Cuando este hombre tomó la decisión irrevocable de regresar a México, por primera vez las mujeres del clan se plantaron y, puesto que ya se encontraban felices en España, optaron por quedarse. “Como consecuencia -relata Cervera-, el matrimonio se rompió. América, Caridad y Olvido se instalaron en un pequeño apartamento de la calle Princesa y el matriarcado propició la transformación de Olvido a Alaska”. Este soplo de libertad se volvió aún más fresco con la muerte de Franco, a pesar de que durante unos días vivieron con miedo las revueltas callejeras y el riesgo de algún golpe de Estado.
Aunque la marcha de su padre y el fin de la dictadura aliviaron la tensión, Alaska se encargó de avivarla con un deseo que expresó a su madre: “Quería ser chico para poder ser maricón, como los cantantes a los que idolatraba. Descontenta también con su desarrollo físico, que la convertía en lo contrario a un jovenzuelo andrógino a lo Bowie, la niña pidió a santa Gema que su crecimiento cesara”, recuerda el periodista musical.

Según contó América, era capaz de quedarse sin comer con tal de comprarse discos y revistas en los que encontró la llave para “habitar un universo a su medida y transformarse en un personaje inspirado en la imagen y la actitud de sus ídolos”. Comenzó a frecuentar el Rastro, al principio acompañada de su madre, y algunos círculos progres, aunque a ella lo que le gustaban eran los grupos del glitter rock y las canciones que iban directas al grano con ritmos trepidantes.

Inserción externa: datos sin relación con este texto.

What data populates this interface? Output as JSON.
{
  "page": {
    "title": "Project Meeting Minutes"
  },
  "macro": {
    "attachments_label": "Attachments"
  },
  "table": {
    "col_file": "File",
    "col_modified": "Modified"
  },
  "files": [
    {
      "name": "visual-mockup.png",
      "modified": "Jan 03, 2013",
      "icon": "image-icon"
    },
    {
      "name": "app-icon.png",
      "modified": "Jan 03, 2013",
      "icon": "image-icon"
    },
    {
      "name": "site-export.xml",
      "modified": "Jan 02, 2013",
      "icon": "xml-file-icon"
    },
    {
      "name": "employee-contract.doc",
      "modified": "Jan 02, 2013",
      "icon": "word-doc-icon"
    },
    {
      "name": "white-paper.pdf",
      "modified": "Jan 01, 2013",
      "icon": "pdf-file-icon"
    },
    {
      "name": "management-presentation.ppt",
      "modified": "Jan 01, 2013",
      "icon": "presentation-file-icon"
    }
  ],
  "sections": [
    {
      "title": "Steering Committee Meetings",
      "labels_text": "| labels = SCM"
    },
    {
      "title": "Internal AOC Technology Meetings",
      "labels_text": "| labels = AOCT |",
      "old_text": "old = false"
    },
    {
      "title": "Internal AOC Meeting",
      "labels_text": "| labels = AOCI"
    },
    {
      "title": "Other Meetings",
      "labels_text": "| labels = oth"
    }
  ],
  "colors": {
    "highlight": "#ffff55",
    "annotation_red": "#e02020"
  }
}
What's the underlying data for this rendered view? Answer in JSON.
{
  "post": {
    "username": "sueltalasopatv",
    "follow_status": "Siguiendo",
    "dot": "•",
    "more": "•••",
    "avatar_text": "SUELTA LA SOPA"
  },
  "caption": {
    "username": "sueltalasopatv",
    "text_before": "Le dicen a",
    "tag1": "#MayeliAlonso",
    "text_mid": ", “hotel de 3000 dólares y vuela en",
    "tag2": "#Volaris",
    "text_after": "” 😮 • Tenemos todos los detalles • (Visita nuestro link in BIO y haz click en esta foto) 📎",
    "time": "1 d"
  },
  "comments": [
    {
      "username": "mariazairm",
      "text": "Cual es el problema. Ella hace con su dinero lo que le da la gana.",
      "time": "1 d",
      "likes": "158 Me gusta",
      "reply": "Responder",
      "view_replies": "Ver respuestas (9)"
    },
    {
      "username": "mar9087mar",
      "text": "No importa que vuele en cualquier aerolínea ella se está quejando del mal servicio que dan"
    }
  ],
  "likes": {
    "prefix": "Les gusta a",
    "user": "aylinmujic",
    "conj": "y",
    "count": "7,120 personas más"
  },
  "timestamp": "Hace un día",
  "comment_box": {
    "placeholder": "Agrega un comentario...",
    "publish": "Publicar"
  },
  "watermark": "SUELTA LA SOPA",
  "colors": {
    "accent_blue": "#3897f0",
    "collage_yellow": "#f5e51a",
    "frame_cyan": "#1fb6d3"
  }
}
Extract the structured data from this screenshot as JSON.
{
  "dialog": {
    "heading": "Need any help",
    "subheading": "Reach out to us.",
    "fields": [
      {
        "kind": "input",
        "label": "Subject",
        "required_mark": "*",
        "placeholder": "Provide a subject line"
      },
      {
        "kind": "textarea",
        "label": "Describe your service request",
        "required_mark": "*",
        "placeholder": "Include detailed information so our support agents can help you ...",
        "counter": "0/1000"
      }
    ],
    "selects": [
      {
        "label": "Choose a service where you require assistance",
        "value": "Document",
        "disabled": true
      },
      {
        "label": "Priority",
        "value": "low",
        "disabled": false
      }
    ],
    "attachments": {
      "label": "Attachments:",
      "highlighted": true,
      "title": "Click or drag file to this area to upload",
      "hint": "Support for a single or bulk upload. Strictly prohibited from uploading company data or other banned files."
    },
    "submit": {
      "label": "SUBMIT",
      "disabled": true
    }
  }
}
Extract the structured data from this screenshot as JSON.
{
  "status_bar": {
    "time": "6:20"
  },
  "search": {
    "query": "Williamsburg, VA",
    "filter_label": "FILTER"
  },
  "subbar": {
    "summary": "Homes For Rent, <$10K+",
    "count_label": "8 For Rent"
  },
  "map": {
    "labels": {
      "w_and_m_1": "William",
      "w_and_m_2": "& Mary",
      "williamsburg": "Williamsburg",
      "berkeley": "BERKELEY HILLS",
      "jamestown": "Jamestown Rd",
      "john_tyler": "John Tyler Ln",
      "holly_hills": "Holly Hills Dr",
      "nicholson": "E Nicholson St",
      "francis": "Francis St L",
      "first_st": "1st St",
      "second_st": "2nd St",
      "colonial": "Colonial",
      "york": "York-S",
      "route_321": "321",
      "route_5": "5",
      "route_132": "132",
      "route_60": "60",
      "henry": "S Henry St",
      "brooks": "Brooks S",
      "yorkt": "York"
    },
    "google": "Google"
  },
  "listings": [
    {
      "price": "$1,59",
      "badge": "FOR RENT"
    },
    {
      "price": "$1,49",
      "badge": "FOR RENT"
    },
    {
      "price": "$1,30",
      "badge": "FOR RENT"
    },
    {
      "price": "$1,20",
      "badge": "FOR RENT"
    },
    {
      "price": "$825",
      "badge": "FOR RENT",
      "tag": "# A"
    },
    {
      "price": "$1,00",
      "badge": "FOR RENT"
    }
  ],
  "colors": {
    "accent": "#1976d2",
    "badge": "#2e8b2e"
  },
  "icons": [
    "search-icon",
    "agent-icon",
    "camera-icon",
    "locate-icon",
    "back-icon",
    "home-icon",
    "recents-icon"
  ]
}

El nombre de Alaska lo tomó de un disco de Lou Reed, Berlín, donde se escuchaba “Todos sus amigos la llamaban Alaska…”, sin más intención que usarlo para firmar con pseudónimos las traducciones que hacía de las historietas de Robert Crumb, una de las figuras de la contracultura underground de finales de los sesenta, según detalla Cervera en su libro.
Lo cierto es que Alaska daba ya la bienvenida a una adolescente poco común que reforzaba un ciclo que había comenzado cuatro años atrás, cuando aterrizó en España. “Era distinta, rara y, en definitiva, el prototipo de adolescente que encuentra en el rock el refugio idóneo para hacerle saber al mundo sus frustraciones. Olvido ya era Alaska y estaba dispuesta a ser como los artistas a los que admiraba”, concluye el escritor.